One of the many joys that come with leaving Ministerial Office is that I no longer have any official obligation to attend the Conservative Party Conference – or indeed, any other party conference. As a result, I shall be appearing this year in Manchester at the conference only for a few hours, during which I shall be signing copies of the book that I am publishing on the politics of the last 50 years (readily to be found by any reader either online or at a bookshop under the title Hearts and Minds, to put in a shameless plug).
Of course, for some political aficionados these conferences are absolute bliss. But I have never shared that view – not least because I have always regarded political parties as a somewhat unfortunate necessity of modern, representative liberal democracy rather than as one of its pleasures. And partly also because I have (I suspect also in common with many readers) quite a strong aversion to enormous gatherings of like-minded people of any kind, preferring quiet conversations between friends of differing dispositions and peaceful ramblings across the countryside as a way of passing time when not engaged in serious work.
Nevertheless, I am compelled to admit that these strange events do have an important part to play in our democracy.
It strikes me very forcibly when I talk to groups of West Dorset students who have come up to see parliament or when I address student audiences in universities that the way we teach and learn about the constitution, both in the UK and in other countries, tends to dwell on institutions (government, parliament, judiciary, local government) and on electoral systems (first-past-the post, proportional representation and so forth), as if these were the only available building blocks of a democracy – whereas, in reality no liberal democracy could function in a state with many millions of people if there were not party organisations and party candidates. And no parliament or congress could function efficiently in the modern world if the members of that institution were not grouped into relatively stable party blocs.
I think it is in fact important that we remedy this deficiency in the way that our constitution is usually analysed and explained – not least because it lends credence to the increasingly fashionable view that there is something disreputable about party discipline, party loyalty and a party line.

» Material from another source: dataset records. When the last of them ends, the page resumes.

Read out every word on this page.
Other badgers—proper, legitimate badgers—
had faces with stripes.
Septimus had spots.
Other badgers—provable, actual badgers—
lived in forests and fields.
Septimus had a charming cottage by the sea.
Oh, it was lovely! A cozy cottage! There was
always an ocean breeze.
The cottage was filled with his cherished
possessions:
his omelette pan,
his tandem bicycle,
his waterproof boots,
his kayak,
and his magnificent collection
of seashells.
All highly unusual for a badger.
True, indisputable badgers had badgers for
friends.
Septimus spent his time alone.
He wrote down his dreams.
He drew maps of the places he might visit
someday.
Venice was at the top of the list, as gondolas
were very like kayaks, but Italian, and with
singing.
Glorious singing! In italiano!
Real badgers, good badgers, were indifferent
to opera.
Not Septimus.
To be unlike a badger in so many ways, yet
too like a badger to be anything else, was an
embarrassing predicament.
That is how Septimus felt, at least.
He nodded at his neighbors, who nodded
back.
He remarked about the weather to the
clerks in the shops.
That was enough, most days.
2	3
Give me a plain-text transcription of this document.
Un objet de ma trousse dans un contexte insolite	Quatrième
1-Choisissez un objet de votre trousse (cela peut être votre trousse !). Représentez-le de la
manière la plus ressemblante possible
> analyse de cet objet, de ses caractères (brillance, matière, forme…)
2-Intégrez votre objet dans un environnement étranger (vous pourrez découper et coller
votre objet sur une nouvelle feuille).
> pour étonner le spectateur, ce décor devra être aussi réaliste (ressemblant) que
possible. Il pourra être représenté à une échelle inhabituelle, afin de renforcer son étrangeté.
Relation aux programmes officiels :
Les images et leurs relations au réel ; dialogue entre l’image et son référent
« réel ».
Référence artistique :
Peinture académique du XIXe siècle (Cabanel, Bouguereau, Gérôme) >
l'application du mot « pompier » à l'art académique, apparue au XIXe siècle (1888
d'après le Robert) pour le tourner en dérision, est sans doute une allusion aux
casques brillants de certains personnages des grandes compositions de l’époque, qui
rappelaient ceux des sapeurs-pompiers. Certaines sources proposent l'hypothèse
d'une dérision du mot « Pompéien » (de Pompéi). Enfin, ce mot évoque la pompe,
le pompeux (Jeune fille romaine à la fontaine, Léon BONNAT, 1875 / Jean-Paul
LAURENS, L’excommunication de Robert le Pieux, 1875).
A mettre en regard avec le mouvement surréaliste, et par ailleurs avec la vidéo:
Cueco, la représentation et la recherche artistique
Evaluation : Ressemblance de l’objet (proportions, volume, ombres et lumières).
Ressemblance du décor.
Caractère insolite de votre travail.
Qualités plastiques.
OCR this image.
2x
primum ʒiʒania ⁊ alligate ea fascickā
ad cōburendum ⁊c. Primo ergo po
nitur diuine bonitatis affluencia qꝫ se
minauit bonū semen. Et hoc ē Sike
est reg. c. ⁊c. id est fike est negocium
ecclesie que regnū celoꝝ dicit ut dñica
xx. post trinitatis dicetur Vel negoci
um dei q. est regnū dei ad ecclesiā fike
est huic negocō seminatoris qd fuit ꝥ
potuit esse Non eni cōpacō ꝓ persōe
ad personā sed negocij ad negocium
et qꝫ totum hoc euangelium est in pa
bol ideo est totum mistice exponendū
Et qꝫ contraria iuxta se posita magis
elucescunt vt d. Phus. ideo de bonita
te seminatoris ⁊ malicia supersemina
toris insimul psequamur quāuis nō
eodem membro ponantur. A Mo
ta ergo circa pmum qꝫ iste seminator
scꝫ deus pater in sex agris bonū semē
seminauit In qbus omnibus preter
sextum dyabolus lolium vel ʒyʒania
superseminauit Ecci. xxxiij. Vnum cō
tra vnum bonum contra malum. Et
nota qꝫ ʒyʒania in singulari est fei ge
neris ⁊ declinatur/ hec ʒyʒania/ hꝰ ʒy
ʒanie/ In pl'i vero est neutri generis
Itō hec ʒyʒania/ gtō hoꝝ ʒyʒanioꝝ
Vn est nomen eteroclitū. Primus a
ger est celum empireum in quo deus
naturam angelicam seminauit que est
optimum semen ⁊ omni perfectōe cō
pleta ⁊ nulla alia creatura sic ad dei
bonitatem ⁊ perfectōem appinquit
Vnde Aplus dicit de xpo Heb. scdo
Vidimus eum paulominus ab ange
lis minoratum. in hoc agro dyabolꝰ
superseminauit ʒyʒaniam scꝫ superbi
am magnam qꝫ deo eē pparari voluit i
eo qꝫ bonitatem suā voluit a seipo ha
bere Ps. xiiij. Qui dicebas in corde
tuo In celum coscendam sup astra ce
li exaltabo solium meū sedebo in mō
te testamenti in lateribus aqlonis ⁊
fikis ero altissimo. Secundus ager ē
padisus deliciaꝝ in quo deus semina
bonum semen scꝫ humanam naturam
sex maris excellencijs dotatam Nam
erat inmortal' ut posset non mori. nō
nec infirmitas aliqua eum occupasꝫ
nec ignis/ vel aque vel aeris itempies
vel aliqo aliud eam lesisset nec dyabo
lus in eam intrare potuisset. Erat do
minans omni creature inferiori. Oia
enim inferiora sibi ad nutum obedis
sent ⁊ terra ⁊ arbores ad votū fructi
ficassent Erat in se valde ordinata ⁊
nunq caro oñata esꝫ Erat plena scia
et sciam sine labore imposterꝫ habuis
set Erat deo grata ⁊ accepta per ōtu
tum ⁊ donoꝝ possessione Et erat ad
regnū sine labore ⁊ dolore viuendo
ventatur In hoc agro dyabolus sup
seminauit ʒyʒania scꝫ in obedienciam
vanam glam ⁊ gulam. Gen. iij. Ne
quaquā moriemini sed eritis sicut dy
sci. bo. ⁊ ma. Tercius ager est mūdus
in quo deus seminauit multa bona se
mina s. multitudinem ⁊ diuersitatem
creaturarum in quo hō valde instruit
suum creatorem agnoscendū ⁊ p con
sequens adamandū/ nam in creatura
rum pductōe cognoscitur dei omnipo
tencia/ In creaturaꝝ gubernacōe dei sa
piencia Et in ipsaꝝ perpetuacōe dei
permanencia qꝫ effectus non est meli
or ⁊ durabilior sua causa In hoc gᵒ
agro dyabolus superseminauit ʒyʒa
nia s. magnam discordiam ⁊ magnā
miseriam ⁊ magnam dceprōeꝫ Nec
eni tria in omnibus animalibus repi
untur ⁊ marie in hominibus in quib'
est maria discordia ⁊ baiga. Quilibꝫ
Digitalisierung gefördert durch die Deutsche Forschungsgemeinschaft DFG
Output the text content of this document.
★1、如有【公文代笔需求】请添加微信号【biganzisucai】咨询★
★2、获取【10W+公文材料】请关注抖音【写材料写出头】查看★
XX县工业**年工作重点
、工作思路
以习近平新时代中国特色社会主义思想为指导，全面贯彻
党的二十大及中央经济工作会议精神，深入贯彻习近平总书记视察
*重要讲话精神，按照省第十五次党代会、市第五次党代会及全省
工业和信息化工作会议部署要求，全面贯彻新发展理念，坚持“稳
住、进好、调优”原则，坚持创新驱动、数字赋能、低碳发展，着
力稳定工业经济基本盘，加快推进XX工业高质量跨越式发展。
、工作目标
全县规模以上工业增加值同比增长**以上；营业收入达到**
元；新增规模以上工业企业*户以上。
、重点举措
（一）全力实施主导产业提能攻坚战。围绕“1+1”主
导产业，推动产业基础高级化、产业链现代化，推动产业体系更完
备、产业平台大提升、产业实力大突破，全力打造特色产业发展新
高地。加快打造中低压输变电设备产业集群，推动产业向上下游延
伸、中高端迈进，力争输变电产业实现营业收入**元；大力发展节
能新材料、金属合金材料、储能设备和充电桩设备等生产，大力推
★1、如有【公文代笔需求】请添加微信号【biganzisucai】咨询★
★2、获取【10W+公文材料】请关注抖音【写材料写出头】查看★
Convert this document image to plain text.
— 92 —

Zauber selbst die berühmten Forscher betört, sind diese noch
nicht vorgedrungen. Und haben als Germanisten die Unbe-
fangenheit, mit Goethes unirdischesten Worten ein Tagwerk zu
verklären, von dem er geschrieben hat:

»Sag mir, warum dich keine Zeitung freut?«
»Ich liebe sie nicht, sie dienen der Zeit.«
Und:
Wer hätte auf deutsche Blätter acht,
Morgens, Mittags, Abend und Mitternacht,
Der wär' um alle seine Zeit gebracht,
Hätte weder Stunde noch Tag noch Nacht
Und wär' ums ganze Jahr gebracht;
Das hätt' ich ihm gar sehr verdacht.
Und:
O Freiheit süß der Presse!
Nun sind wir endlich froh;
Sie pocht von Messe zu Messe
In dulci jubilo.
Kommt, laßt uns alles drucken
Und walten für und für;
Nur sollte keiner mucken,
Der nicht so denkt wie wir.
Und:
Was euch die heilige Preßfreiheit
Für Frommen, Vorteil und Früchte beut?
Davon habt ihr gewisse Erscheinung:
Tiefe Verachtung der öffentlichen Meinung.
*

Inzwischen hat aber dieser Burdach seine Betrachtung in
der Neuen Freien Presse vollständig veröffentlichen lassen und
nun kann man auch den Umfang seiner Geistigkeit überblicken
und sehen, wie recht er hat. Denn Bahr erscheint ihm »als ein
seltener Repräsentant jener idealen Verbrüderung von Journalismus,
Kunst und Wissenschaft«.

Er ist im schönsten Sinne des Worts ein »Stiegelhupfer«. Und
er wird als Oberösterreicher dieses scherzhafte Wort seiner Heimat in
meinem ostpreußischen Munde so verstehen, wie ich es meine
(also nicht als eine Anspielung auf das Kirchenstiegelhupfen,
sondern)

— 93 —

The truth is that no electorate can be expected to choose a government in a parliamentary system if they are not presented with a relatively clear choice between competing propositions about how the country should be governed following that election – and this inevitably entails the formulation of, and broad adherence to, competing party lines by followers of each party who have at least some measure of discipline and loyalty.
So the party conferences, at which these lines are exposed and are subject to discussion by a wide range of people within each party do perform a significant role in enabling our democracy to function properly.
One does not have to love them in order to recognise their utility.